The road and sidewalk improvements have been put off since the dastardly winter of 2013-14 exacted its grievous toll. It’s hard to find a heavily traveled road that isn’t pocked with potholes or scarred with uneven pavement. Main Street is an obstacle course, and School, John, Cross and State streets seem like a vast conspiracy perpetrated by the makers of automobile shocks, struts and tires. Work by utility companies has compounded the problems. Just a couple of weeks ago, Town Engineer Paul LeBlanc pleaded for as much money as the council could scrounge, “because that’s how bad the infrastructure is.”
Well, the council delivered. Despite talking earlier this week about bonding $3.5 million for road, sidewalk and drainage repairs, they decided on Wednesday to shoot for the moon and ask for $6 million, arguing that $3.5 million would only serve as a stopgap. Notable among the projects planned is the repair of a century-old drainage culvert underneath High Street that has failed twice recently, most recently on July 4 when a large sinkhole threatened to swallow traffic in front of the post office. Admirably, the council realizes that infrastructure repair is the No. 1 civic need, and they were not afraid to budget for what needs to be done. Notably, outgoing councilor Patricia Douglas asserted during Wednesday’s special meeting that “there is a difference between necessities and frills and these are necessities.” In other words, road repair is a need, and not a want.
Falling more toward the “want” side of the ledger is money for an artificial turf field to replace the sodded playing surface at the high school’s Augeri Field. There is an undeniable shortage of playing fields in Westerly, and an artificial turf solution at the high school would help alleviate that by increasing the amount of wear and tear the field could take from its six varsity and two junior-varsity sports as well as various recreational programs.

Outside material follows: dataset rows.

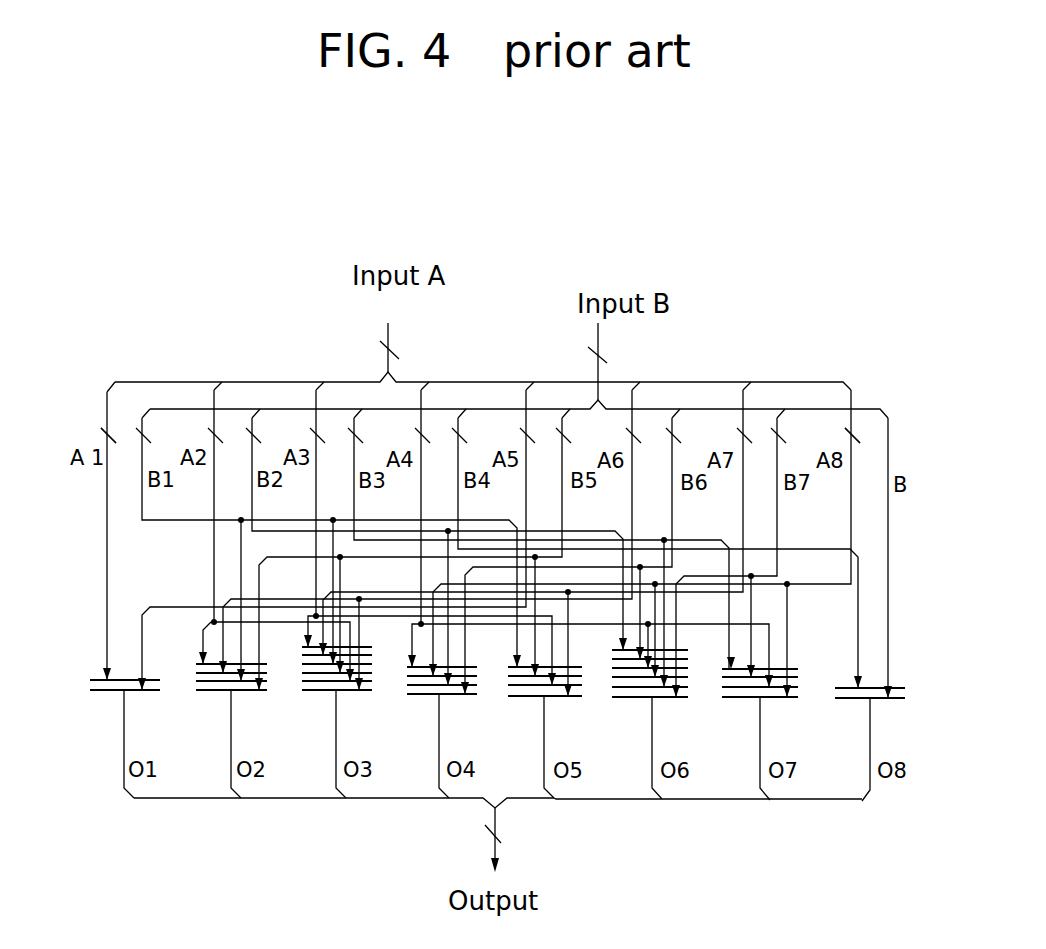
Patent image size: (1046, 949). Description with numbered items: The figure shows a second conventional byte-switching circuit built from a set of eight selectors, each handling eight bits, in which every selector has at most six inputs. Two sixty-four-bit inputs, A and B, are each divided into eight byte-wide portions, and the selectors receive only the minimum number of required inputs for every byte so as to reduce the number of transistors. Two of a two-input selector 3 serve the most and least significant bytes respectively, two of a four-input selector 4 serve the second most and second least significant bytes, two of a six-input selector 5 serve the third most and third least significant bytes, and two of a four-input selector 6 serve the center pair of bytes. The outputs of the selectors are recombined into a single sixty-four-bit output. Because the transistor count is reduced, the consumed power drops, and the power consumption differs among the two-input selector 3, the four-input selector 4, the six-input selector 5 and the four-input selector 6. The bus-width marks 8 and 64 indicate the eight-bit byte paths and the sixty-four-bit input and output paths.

The two-input selector 3 is at (103, 700).
The four-input selector 4 is at (216, 698).
The six-input selector 5 is at (321, 698).
The four-input selector 6 is at (428, 698).
The 8-bit bus 8 is at (503, 436).
The 64-bit bus 64 is at (502, 590).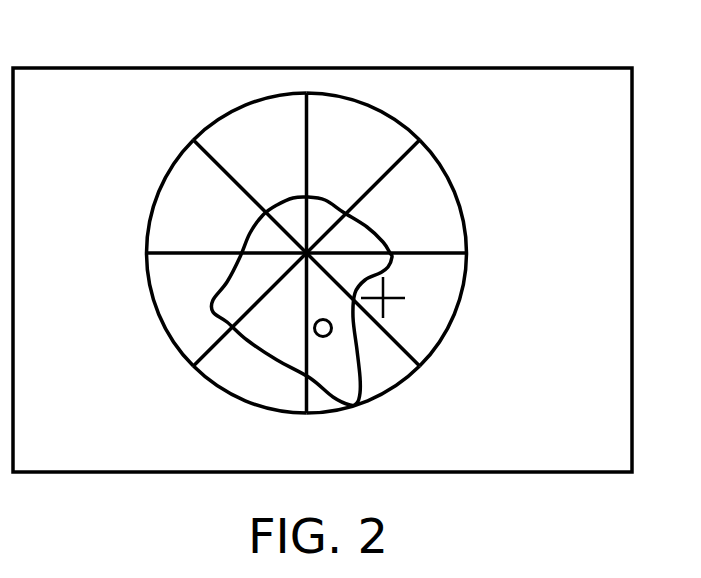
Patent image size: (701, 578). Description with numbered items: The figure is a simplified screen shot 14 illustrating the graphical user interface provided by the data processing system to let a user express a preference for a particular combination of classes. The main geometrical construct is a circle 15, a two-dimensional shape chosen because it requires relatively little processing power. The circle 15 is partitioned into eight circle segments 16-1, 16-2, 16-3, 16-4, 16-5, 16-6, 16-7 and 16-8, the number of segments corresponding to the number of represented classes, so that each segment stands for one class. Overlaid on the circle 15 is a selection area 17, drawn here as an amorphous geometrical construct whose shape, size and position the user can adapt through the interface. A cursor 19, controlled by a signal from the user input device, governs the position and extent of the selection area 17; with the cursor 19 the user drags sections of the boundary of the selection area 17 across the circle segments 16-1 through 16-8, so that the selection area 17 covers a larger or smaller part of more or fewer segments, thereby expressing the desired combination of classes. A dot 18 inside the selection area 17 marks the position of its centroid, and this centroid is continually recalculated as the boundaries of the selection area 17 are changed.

The screen shot 14 is at (352, 46).
The circle 15 is at (363, 88).
The circle segment 16-1 is at (368, 122).
The circle segment 16-2 is at (425, 180).
The circle segment 16-3 is at (445, 292).
The circle segment 16-4 is at (388, 367).
The circle segment 16-5 is at (245, 378).
The circle segment 16-6 is at (172, 298).
The circle segment 16-7 is at (177, 197).
The circle segment 16-8 is at (248, 132).
The selection area 17 is at (347, 238).
The dot 18 is at (327, 337).
The cursor 19 is at (393, 295).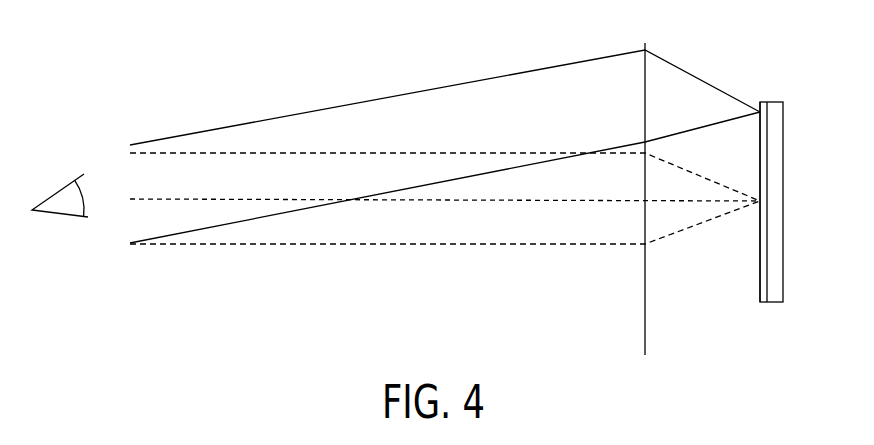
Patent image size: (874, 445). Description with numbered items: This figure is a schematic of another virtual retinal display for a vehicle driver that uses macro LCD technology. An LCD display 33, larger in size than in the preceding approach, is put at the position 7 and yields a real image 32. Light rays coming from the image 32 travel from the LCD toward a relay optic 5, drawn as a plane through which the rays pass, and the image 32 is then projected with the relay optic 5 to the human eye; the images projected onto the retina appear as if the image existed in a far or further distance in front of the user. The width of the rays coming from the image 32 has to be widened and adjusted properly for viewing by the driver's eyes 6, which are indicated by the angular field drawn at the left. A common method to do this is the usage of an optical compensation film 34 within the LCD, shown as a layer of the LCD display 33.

The relay optic 5 is at (645, 80).
The driver's eyes 6 is at (65, 200).
The position 7 is at (760, 101).
The real image 32 is at (760, 287).
The LCD display 33 is at (772, 137).
The optical compensation film 34 is at (765, 260).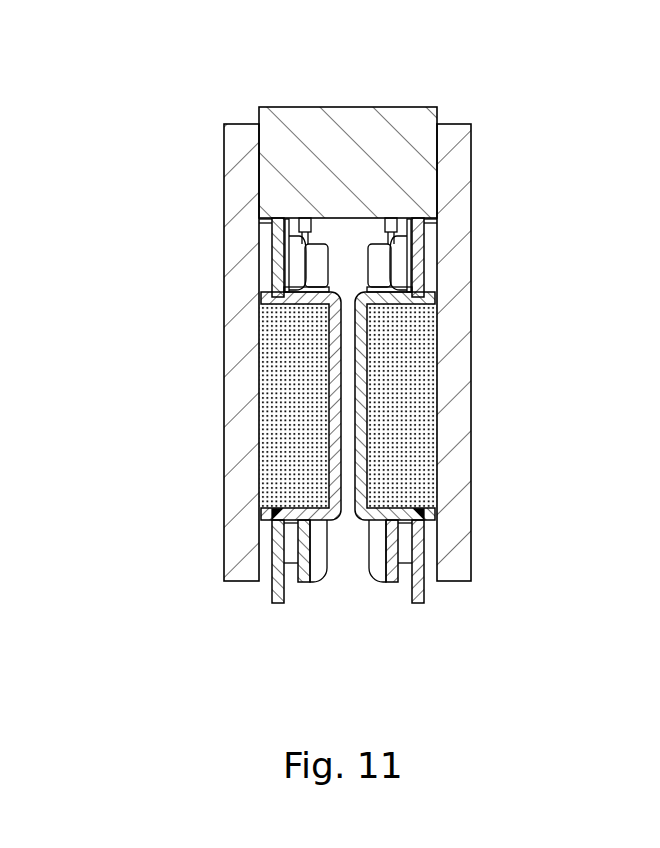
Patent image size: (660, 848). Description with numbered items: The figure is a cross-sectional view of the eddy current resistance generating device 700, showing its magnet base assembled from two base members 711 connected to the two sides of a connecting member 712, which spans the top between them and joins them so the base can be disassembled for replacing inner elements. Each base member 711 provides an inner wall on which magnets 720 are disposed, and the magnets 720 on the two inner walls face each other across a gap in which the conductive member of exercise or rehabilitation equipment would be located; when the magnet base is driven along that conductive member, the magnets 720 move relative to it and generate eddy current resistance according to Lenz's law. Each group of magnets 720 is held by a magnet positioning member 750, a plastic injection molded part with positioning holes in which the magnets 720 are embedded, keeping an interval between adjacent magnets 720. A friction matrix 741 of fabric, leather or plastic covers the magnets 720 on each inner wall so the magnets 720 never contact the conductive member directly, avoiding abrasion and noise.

The eddy current resistance generating device 700 is at (212, 55).
The base member 711 is at (243, 231).
The connecting member 712 is at (342, 128).
The magnet 720 is at (280, 393).
The friction matrix 741 is at (305, 453).
The magnet positioning member 750 is at (270, 581).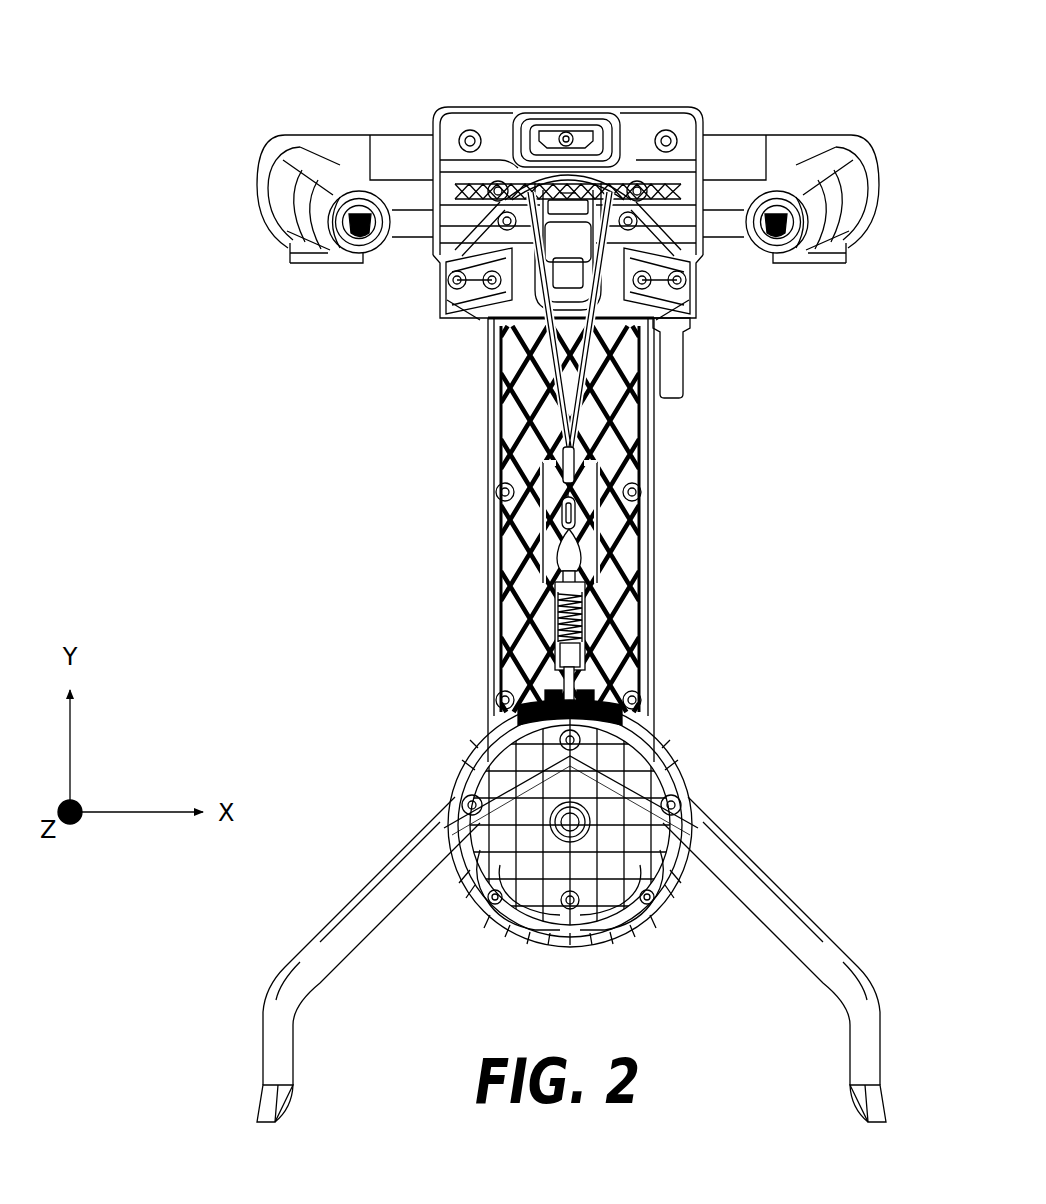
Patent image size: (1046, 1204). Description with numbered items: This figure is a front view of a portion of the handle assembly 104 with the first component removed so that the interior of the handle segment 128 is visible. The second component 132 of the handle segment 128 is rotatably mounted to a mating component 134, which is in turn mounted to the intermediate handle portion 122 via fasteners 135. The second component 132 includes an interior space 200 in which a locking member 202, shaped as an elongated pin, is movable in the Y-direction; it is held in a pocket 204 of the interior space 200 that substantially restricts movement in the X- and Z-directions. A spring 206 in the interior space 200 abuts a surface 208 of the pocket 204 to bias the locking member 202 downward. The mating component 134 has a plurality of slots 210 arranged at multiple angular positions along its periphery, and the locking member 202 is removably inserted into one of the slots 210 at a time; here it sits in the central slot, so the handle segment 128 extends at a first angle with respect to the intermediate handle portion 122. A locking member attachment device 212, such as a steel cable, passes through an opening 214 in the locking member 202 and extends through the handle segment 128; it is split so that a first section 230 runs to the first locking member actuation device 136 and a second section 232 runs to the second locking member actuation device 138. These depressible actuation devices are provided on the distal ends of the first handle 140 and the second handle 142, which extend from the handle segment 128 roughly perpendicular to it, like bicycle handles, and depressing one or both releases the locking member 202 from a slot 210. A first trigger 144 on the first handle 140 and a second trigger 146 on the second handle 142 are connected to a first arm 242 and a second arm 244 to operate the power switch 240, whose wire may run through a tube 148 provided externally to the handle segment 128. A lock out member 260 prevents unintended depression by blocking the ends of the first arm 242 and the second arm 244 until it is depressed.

The handle assembly 104 is at (860, 85).
The intermediate handle portion 122 is at (820, 962).
The handle segment 128 is at (418, 512).
The second component 132 is at (487, 352).
The mating component 134 is at (682, 755).
The fasteners 135 is at (683, 804).
The first locking member actuation device 136 is at (768, 264).
The second locking member actuation device 138 is at (347, 264).
The first handle 140 is at (860, 178).
The second handle 142 is at (263, 188).
The first trigger 144 is at (840, 256).
The second trigger 146 is at (294, 242).
The tube 148 is at (690, 384).
The interior space 200 is at (485, 455).
The locking member 202 is at (596, 670).
The pocket 204 is at (556, 616).
The spring 206 is at (590, 648).
The surface 208 is at (592, 572).
The slots 210 is at (522, 705).
The locking member attachment device 212 is at (572, 496).
The opening 214 is at (560, 570).
The first section 230 is at (664, 135).
The second section 232 is at (446, 120).
The power switch 240 is at (586, 180).
The first arm 242 is at (702, 128).
The second arm 244 is at (470, 150).
The lock out member 260 is at (562, 112).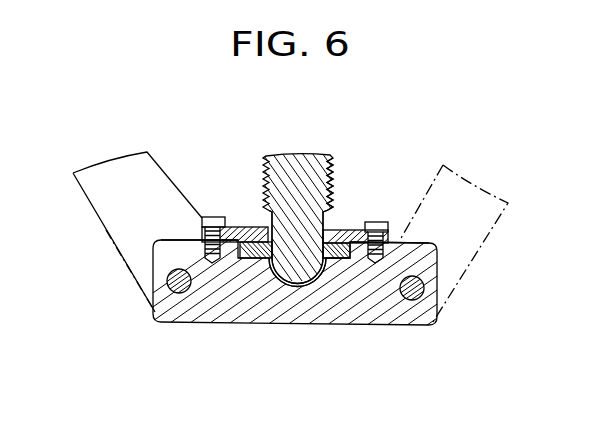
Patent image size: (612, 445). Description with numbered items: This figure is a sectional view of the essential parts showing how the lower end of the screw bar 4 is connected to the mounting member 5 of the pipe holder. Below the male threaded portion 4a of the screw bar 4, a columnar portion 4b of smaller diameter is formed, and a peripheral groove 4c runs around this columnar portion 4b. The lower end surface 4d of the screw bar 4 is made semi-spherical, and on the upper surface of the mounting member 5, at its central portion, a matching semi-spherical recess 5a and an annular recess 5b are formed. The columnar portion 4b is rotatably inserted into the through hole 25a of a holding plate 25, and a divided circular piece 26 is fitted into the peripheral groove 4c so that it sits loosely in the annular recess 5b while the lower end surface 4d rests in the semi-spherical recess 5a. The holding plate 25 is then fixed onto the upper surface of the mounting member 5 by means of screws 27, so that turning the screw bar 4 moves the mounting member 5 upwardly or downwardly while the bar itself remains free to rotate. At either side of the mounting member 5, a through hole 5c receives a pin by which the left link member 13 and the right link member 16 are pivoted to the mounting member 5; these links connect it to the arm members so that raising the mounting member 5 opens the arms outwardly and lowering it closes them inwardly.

The screw bar 4 is at (308, 152).
The male threaded portion 4a is at (330, 160).
The columnar portion 4b is at (325, 230).
The peripheral groove 4c is at (349, 253).
The lower end surface 4d is at (291, 284).
The mounting member 5 is at (216, 322).
The semi-spherical recess 5a is at (278, 284).
The annular recess 5b is at (242, 242).
The through hole 5c is at (168, 286).
The left link member 13 is at (122, 262).
The right link member 16 is at (487, 238).
The holding plate 25 is at (229, 226).
The through hole 25a is at (268, 224).
The divided circular piece 26 is at (330, 262).
The screws 27 is at (202, 222).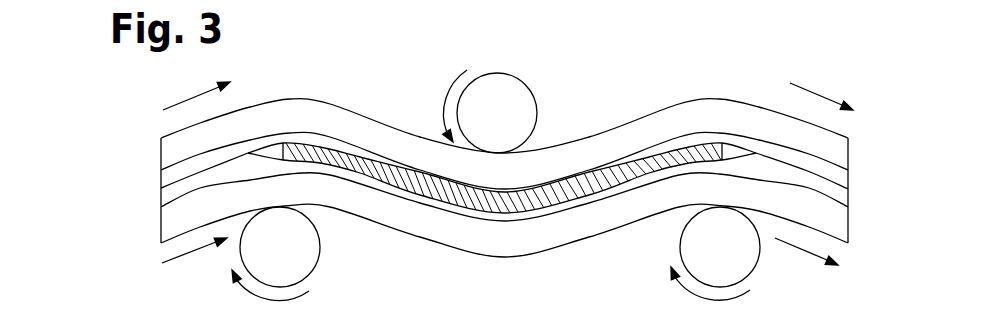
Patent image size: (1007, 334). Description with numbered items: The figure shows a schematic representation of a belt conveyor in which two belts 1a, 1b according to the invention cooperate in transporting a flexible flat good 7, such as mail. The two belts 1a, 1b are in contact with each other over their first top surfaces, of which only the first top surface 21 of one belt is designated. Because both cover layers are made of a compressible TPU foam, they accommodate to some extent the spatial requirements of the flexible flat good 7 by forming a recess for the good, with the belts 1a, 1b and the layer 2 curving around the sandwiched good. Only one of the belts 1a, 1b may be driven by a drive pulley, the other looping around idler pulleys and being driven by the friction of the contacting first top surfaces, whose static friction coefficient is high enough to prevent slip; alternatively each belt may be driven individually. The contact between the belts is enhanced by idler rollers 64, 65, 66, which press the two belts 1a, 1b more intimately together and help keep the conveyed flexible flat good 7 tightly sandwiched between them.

The belt 1a is at (126, 222).
The belt 1b is at (139, 152).
The carrier layer 2 is at (167, 200).
The flexible flat good 7 is at (700, 146).
The first top surface 21 is at (281, 153).
The idler roller 64 is at (293, 248).
The idler roller 65 is at (497, 117).
The idler roller 66 is at (717, 243).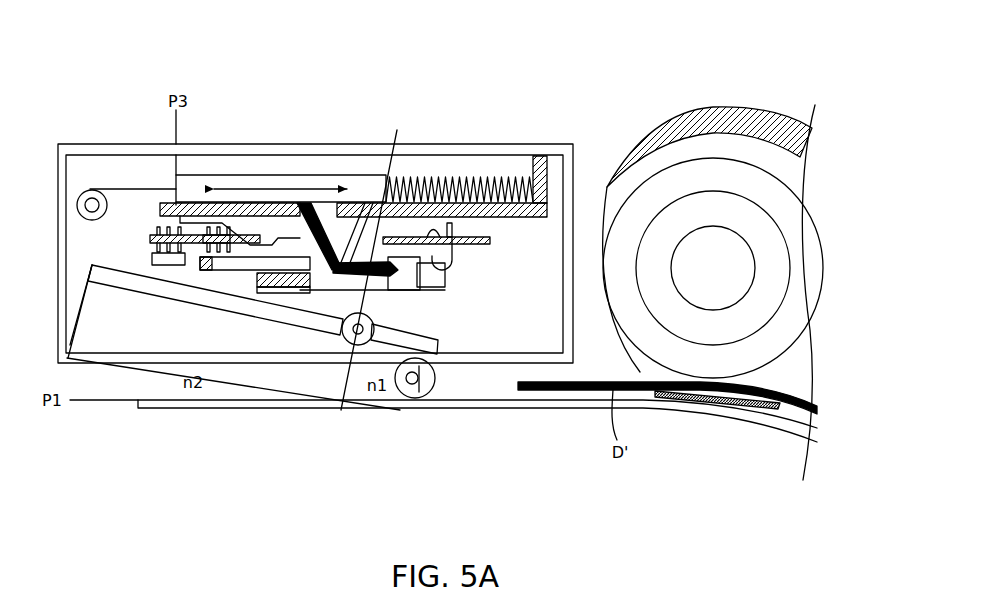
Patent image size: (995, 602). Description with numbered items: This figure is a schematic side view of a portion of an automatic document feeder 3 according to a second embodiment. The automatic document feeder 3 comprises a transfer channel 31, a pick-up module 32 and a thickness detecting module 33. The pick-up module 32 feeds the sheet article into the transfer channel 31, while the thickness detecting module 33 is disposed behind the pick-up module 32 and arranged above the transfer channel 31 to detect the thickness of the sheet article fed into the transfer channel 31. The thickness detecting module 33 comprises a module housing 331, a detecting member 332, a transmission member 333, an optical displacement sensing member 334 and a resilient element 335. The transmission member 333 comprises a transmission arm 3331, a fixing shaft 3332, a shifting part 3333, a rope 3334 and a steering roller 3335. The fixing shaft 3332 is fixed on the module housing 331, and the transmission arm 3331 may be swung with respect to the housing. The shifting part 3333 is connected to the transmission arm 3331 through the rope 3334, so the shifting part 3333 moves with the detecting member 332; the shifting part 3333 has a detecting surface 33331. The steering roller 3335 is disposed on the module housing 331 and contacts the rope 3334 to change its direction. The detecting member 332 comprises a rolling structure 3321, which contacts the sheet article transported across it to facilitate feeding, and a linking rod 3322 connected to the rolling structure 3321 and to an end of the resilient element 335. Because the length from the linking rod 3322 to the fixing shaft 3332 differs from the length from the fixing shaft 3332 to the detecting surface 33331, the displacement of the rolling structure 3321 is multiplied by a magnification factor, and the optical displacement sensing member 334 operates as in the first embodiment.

Initially, proponents of installing artificial turf had sought upwards of $2 million to replace the grass at both high school fields. Deftly, Recreation Commission Chairman Vero Morrone sensed that voters would be unlikely to approve the full amount, and earlier this week scaled back the request to include just Augeri Field, saying, “There’s no way the taxpayers are going to support two but we think they will vote for one field.”
The slimmed-down proposal for artificial turf was the right tack to take. Part of Augeri Field’s woes were caused by improper maintenance on the field. Indeed, in March, Brian Walters of Fair Play Turf Services, hired by the town in 2013 to develop a maintenance plan for the fields, said a plan for Augeri Field was never implemented because of the impending push for artificial turf. “I stand fast on the fact that this field was unplayable,” Walters said, “that I would not have put a child on this field, it was unsafe.” With a sensible field-maintenance plan, the town’s grass fields could be made safe for at least the foreseeable future.
Even though Stonington has been happy with its recently installed artificial turf field, putting the same kind of playing surface in Westerly falls squarely in the “wants” column. Infrastructure repairs and improvements are firmly entrenched in the “needs” column. We commend the council’s prioritization of these issues in setting these ballot questions, and we trust that the voters will make an informed decision in the fall.